The link I already provided has the numbers you're asking for.
Some people can handle complexity, but I think they're in the minority. I'm not sure that tacking on "oh, but also climate change will be good in a few ways" is helpful in getting people to take action. So there are sure to be some misinformed climate activists out there who don't know about greening, but that may be a preferable situation to everyone being very informed about the nuance and therefore feeling like this is a smaller problem than it really is.
... ideally, during a carboniferous epoch, you have lots of bogs and places where plants can decompose into oil for future civilizations to enjoy... And re-release I to the atmosphere.
From what I've read that can't really happen again. In the prehistoric past, plants could die and would build up into massive layers. Over time those wound up in various geologic processes that caused them to become oil. Nowadays the Earth has plenty of microbes that will quickly decompose the plants into something that is not oil and that's the end of the process.
Until fungi discovered ligninase enzymes, when a tree fell in the forest, it just… sat there. For eons. Got covered up. Got smushed. Became coal.

Now we got these fungi chewing things all up. Thanks a lot, fungi.

Yes, we expect increased some degree of photosynthesis. However, we hardly expect to see an proportionate increase of photosynthesis (or plant mass?) - if nothing else, we'd expect there to still be a bottleneck from nitrogen.
Some, but most plant growth is nitrogen limited, not CO2 limited.
Depends whether that's a bottleneck; hard to imagine much improvement in a plant that's short of nitrogen.
Logically, yes. The energy will be transformed by nature if humans don't do it. However, this might not happen in a timely fashion for us to survive as a specie. Remember, earth timelines are wildly different than human ones.
> for us to survive as a species

An incredibly strong feedback mechanism exists (see article above).
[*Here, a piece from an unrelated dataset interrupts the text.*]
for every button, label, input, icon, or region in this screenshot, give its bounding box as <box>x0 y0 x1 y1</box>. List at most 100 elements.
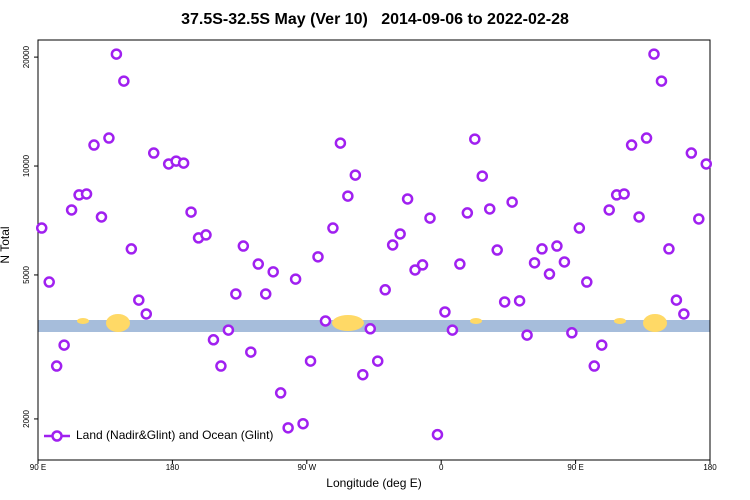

Societal problems, yes. Extinction to the human species? I think that’s extreme hyperbole. What would the mechanism even be, to eradicate all humans, across the globe?

Climate change is real, things will be bad, etc, but the possible end of the species is an incredible claim, that doesn’t follow logic.

Okay so it won't make us go extinct. What if it makes life full of significant suffering. I find this kind of argument quite annoying. It's the same thing was happened with COVID19. Sure, I'm not going to die from it. That doesn't mean I want to live a life without my taste or smell. I enjoy those things. Likewise I want to live on a good Earth and leave that to the people after me.
> I find this kind of argument quite annoying.

What is "this kind of argument"? Something ridiculous was stated, and I pointed out an apparently annoying reality. The argument that you seem to want to have is unrelated to what was said and my response to it. I don't think hyperbole has a place on meaningful discussions. Relevant points should be made without theatrics.

No one justified lockdowns based on people losing taste or smell though. If the justification turned out to be incorrect, it is reasonable to be mad about that. While you personally may be fine with lockdowns based on whatever percent of people lose taste or smell permanently, if that was the justification provided for lockdowns instead of risk of death I think a majority would have been opposed, don’t you?
wouldn't the models already take that into account? I thought we were having problems with deforestation also.
Yes, but in the worst way. Giving large amounts of CO2 to plants is kind of like giving huge doses of steroids to athletes. They grow abnormally and become unhealthy and short lived.
My cannabis plants flower with 15 to 20% yield improvement and no abnormalities at 1500ppm CO2. Edit One of the side effects of CO2 infusion ironically, is tolerance of higher temperatures.